CURTA NOSSA PÁGINA NO FACEBOOK

terça-feira, 8 de junho de 2021

"nós viemos para este mundo para ver e ouvir" - atravessamentos provocados por "An", de Naomi Kawase

   


  Eu tento convencer a mim: "nós viemos para este mundo para ver e ouvir". Entre as milhares melodias de morte que interrompem minha cabeça em ângulos distorcidos. Eu me afasto dos amigos, fabrico dramas mentais "ninguém está nem ai comigo". Eu até me esqueci das manhãs cozinhando com D., das travessias ferroviárias por uma cidade que sempre nos relegou ao inferno. Dos caminhos surpreendidos por um sol onírico que atravessava as tristes ramagens de junho, em que toda a insignificância que me habitava o sentido verdadeiro da condição humana alcançava. O mundo renascia em vestígios, em rodopios celestiais de folhas perdidas na vastidão de nossos dias. O cansaço parecia ínfimo. Ou melhor: ele complementava o sentido de dias que sempre pareceram indignos, lembrando que dá para passar esta vida sem estar o tempo todo aborrecido. O início, a origem de todo respiro, cansado entre uma batalha de átomos infinitos que testemunham a transmutação de se estar vivo.  Eu tenho andado tão cansado absolutamente todos os dias, constantemente pensando "eu preciso fazer algo com a minha vida". Olhares suaves, casas velhas que chamaram lares... Eu ainda escuto cada rangido, como se as portas fossem voltar a bater, o choro, as tremedeiras, quantas vezes nos ferimos e toda Santo André pareceu um abrigo desprotegido, qualquer sofá velho de amigo não podia recuperar os corpos desgastados por uma vida cheia de nada.

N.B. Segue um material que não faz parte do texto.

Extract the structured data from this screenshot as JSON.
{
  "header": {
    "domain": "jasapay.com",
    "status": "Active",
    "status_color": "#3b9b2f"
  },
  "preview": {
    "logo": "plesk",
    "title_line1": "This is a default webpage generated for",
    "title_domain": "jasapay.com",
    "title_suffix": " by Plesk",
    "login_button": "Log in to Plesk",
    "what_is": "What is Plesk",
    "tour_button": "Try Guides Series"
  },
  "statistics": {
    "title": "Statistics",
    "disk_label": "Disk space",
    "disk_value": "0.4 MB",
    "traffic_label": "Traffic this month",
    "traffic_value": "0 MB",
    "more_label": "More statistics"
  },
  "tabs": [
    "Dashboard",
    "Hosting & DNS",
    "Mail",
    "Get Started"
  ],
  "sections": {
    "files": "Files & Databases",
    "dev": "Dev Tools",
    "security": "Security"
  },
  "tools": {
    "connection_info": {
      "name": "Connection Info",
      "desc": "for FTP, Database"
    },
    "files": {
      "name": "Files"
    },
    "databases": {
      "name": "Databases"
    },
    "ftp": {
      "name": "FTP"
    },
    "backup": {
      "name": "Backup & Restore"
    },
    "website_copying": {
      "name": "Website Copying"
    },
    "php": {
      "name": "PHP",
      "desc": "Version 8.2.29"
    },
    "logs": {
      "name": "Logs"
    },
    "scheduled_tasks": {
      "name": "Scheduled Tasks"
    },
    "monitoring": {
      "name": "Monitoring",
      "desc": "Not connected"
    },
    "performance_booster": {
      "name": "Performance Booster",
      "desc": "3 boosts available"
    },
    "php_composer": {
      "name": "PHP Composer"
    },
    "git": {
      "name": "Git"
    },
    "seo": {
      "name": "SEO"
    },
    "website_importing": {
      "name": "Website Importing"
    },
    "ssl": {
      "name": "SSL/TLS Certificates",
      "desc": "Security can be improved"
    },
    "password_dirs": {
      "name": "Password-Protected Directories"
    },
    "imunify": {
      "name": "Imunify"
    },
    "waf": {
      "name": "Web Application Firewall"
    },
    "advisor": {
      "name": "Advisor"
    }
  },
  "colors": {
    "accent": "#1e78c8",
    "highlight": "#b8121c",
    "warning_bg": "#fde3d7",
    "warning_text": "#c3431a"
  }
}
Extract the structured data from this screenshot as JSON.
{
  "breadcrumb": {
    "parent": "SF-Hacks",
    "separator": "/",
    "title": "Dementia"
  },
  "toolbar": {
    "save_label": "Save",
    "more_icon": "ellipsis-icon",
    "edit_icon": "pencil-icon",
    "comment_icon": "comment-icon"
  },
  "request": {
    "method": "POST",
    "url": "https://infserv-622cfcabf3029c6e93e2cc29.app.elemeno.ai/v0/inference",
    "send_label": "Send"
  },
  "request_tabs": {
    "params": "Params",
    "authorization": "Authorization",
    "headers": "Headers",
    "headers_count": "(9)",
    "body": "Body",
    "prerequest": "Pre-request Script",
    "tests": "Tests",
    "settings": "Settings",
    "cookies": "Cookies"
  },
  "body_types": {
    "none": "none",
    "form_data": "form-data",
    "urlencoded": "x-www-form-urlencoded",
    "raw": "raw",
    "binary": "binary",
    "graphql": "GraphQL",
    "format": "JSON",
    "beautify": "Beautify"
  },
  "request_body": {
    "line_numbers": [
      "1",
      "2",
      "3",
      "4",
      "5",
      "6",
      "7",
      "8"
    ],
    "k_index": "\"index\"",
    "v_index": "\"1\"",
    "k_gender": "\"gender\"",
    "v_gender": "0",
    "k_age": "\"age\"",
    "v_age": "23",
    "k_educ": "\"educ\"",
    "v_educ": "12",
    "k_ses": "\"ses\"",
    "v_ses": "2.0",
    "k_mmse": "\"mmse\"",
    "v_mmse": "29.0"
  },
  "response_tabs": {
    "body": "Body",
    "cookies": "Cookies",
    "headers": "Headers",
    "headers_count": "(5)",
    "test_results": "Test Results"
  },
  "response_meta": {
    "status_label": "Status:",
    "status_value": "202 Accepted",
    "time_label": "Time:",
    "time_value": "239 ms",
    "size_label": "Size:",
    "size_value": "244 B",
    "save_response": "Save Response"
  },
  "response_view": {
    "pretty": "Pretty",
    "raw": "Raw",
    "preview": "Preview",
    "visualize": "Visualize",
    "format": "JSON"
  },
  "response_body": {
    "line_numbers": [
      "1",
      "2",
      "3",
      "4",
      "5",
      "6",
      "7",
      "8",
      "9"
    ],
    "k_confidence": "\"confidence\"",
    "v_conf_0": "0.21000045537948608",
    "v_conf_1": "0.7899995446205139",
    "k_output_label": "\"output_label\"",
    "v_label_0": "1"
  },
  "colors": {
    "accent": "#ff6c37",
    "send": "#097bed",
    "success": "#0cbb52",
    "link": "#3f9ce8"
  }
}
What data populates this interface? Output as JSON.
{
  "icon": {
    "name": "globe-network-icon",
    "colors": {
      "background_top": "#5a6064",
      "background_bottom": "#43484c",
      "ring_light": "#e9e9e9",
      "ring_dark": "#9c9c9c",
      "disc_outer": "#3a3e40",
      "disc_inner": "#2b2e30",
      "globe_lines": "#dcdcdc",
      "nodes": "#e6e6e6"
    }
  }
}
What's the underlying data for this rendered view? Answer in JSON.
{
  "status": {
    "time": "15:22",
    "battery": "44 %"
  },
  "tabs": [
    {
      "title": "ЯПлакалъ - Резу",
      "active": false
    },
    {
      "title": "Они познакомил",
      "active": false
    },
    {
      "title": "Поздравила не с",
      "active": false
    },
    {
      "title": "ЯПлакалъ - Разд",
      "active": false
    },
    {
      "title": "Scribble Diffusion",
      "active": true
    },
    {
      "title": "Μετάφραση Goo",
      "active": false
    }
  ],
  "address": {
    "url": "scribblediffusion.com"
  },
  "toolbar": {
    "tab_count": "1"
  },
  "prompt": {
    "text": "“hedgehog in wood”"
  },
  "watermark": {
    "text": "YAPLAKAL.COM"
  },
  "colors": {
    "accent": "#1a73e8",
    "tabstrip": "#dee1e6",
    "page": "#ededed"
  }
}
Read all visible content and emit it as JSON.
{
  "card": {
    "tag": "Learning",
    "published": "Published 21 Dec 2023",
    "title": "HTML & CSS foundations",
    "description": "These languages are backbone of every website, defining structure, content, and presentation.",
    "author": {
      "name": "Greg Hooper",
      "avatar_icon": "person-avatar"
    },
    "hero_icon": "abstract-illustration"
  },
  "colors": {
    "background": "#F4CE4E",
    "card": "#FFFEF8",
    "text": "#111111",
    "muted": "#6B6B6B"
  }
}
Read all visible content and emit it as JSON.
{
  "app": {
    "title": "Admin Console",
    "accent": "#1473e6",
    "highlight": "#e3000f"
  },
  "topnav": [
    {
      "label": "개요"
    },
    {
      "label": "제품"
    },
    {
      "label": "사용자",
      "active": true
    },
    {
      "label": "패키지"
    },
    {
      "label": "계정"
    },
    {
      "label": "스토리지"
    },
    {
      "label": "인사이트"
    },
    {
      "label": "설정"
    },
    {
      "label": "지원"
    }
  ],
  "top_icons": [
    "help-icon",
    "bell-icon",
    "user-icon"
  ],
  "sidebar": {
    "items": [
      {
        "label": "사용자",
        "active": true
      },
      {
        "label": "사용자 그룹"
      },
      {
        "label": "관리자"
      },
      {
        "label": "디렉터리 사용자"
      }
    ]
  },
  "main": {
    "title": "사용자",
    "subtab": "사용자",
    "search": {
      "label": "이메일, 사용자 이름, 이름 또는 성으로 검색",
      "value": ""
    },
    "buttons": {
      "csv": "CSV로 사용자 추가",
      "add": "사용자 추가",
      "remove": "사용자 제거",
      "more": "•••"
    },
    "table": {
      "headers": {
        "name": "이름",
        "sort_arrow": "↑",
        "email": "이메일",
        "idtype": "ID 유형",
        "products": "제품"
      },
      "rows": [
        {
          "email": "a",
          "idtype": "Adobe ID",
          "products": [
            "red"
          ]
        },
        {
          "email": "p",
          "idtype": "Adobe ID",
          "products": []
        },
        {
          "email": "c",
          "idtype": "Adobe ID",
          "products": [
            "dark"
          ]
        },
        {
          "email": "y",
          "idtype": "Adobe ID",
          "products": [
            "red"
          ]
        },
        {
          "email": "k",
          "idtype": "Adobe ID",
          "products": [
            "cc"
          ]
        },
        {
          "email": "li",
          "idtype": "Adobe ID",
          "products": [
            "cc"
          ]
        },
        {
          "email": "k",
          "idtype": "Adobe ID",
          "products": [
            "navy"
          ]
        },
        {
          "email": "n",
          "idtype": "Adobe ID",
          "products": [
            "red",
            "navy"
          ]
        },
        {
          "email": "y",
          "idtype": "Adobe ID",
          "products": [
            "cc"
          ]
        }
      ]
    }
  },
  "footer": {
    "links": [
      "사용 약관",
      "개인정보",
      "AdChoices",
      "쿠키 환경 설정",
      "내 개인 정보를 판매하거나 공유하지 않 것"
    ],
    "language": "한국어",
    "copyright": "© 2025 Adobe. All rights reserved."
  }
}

Um trabalho cheio de nada. Veja, os dias passavam como fumaças que escapam para um mundo indiferente - eu não sentia a vida, não sentia minhas veias, suprimindo na garganta um eterno grito ausente. Esses dias eu olhei para a cicatriz do meu braço direito e lembrei de Ana me desafiando a pular muros com cacos de vidro. Eu sonhei com Feijão a noite retrasada, lembrei que dá última vez que nos vimos ele trabalhava de Uber e contou como sua vida jamais tinha se resolvido. Eu disse: "eu te entendo amigo. Eu também tenho esse embrulho no estômago irrestrito". Talvez eu quisesse dizer que ainda éramos os mesmos garotos desprotegidos, deslumbrados com o hotel em Curitiba, fazendo planos futuros para nossas vidas, apesar do cinza, apesar de não termos ideias de onde chegar. Talvez sejamos os mesmos garotos, perdidos no centro do Paraná, renegando nosso lar, implorando pela constante renovação sonora de um mundo em que é muito difícil de se escutar.